Unfinished Assignment Study Questions for Lesson 9

### Lesson Objectives:

- Find the composition of two functions and its domain.
- Decompose a function as a composition of two functions.

A composite function is a function which depends on the output of another function for its input.

The composition of f and g, is defined as (f@g)(x), which is the same as f(g(x)), where x is the domain of g, and g(x) is the domain of f.

Given three functions, f(x) = 2x+1, g(x) = x^2-3x-8 and h(x) = x^3.

Find (f@g)(-1). f(g(-1)). We have to find what g(-1) is first. So plug -1 into g(x), and get -1^2-3(-1)-8. So we get 1+3-8, which is equal to -4. So now we need to find f(-4), by plugging -4 into f(x). So f(-4) is 2(-4)+1, which -8+1, which is -7. So (f@g)(-1) = -7

Next let's find (h@h)(x). This is the same as h(h(x)), so since h(x) = x^3, we have to plug x^3 into h(x). So h(x^3) is the same as (x^3)^3. We have to multiply 3*3 to get 9, so it's equal to x^9. (h@h)(x) = x^9.

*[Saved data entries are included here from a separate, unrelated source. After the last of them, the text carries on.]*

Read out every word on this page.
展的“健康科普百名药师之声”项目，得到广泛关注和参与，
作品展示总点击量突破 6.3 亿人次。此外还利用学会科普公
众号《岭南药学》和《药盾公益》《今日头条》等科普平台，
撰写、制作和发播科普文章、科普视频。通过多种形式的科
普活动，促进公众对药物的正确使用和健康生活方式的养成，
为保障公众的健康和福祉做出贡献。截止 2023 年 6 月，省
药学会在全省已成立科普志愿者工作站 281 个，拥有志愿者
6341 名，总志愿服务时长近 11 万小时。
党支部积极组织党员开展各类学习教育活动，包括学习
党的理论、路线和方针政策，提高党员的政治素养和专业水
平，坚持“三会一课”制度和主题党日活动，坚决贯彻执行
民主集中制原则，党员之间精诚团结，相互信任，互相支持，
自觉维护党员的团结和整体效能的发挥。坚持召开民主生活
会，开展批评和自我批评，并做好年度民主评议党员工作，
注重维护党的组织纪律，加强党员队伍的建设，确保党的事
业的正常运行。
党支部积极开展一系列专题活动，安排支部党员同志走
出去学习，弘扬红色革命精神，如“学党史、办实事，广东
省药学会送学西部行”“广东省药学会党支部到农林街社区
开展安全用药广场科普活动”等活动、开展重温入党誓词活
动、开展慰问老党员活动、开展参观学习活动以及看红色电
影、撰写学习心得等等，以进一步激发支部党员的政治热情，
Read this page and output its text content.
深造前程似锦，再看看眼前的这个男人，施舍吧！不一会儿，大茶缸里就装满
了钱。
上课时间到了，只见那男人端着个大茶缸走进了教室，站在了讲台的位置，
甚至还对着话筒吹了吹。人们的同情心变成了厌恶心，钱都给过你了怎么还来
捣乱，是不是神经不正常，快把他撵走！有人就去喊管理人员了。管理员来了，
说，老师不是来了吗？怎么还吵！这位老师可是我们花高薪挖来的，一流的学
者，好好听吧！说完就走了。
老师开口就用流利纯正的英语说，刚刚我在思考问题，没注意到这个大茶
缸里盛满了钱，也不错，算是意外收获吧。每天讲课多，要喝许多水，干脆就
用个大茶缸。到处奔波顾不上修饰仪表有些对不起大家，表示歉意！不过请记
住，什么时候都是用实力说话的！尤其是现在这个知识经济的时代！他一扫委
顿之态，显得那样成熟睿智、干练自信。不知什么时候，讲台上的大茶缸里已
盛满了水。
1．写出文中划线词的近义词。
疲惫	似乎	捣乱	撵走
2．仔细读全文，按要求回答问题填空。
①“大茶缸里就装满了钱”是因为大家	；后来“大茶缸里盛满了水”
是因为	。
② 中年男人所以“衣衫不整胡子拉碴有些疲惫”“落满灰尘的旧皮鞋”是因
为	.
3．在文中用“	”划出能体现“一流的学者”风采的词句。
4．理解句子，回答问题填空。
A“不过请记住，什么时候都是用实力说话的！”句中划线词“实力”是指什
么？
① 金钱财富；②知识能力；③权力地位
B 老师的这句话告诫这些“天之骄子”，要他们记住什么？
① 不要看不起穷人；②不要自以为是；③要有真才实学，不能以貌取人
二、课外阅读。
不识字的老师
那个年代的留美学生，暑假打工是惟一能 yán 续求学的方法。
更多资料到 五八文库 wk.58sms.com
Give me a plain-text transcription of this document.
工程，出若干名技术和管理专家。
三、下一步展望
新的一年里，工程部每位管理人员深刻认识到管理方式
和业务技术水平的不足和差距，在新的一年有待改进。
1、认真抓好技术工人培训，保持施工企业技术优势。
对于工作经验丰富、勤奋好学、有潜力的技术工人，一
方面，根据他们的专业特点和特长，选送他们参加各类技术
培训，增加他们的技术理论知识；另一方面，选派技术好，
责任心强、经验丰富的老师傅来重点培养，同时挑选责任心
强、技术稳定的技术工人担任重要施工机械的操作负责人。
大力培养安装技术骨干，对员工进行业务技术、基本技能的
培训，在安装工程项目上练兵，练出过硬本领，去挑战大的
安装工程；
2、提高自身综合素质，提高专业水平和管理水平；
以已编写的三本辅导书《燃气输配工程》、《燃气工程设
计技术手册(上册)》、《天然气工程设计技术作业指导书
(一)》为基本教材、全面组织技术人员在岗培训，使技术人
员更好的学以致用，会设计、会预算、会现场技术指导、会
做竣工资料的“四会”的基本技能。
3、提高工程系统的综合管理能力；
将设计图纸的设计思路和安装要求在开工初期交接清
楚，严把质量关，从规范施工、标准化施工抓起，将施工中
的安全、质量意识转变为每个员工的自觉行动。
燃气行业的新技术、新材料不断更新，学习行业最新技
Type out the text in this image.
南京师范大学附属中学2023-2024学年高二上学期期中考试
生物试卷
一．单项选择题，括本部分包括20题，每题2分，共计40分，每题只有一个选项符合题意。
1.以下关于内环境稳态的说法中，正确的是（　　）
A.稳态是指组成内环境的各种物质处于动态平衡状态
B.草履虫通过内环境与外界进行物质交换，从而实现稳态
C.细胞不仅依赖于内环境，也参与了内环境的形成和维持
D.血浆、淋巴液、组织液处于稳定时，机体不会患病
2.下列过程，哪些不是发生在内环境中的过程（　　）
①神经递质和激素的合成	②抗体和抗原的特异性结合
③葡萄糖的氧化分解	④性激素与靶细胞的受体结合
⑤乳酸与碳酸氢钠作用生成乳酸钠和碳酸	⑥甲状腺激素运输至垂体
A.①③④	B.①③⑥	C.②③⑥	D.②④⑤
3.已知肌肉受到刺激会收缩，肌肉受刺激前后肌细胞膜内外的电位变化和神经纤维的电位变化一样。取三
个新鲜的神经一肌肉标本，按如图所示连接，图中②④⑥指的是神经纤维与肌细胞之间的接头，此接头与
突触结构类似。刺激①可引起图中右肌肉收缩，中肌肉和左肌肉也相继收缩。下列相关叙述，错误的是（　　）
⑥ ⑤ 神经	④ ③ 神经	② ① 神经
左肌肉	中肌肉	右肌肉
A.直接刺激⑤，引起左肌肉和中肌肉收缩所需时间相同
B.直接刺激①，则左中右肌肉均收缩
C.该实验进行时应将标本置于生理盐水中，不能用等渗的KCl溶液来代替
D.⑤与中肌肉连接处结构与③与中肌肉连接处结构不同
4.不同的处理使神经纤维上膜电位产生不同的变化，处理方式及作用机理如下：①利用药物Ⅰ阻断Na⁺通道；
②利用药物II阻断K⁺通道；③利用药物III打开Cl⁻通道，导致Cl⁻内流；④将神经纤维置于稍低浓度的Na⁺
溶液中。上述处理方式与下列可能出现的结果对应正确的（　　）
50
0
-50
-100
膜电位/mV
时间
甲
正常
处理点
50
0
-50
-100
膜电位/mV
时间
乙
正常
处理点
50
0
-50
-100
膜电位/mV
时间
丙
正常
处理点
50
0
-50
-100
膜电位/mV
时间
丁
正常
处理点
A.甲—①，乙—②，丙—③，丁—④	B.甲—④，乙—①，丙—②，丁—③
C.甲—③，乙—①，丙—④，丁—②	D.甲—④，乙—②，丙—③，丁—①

Now find (f@g)(x) and (g@h)(x) and their domains. (f@g)(x) is the same as f(g(x)), where g(x) is x^2-3x-8. So now we have to plug all of that in over here, and get 2(x^2-3x-8)+1, which is 2x^2-6x-16+1, which is 2x^2-6x-15. Since this function does not have a radical or a fraction, that means that the domain is all real numbers, (-oo, oo).

Now, (g@h)(x) is the same as g(h(x)), where h(x) is x^3. So g(x^3), we have to plug in x^3 in for x over here. And we get (x^3)^2-3(x^3)-8 or x^6-3x^3-8. And since once again we don't have a radical or a fraction, the domain is all real numbers, (-oo, oo).

Find f(x) and g(x) such that h(x) = (f@g)(x). Answers may vary.

So h(x) = (5+2x)^7. We're trying to find (f@g)(x), which is the same as f(g(x)).

So g(x) = 5+2x and f(x) = x^7, then this will make h(x) = (f@g)(x).

Now if h(x) = 1/((x-4)^2), and we want this to equal (f@g)(x), which is the same as f(g(x)), then we have to let g(x) = x-4 and f(x) = 1/(x^2) for h(x) = (f@g)(x).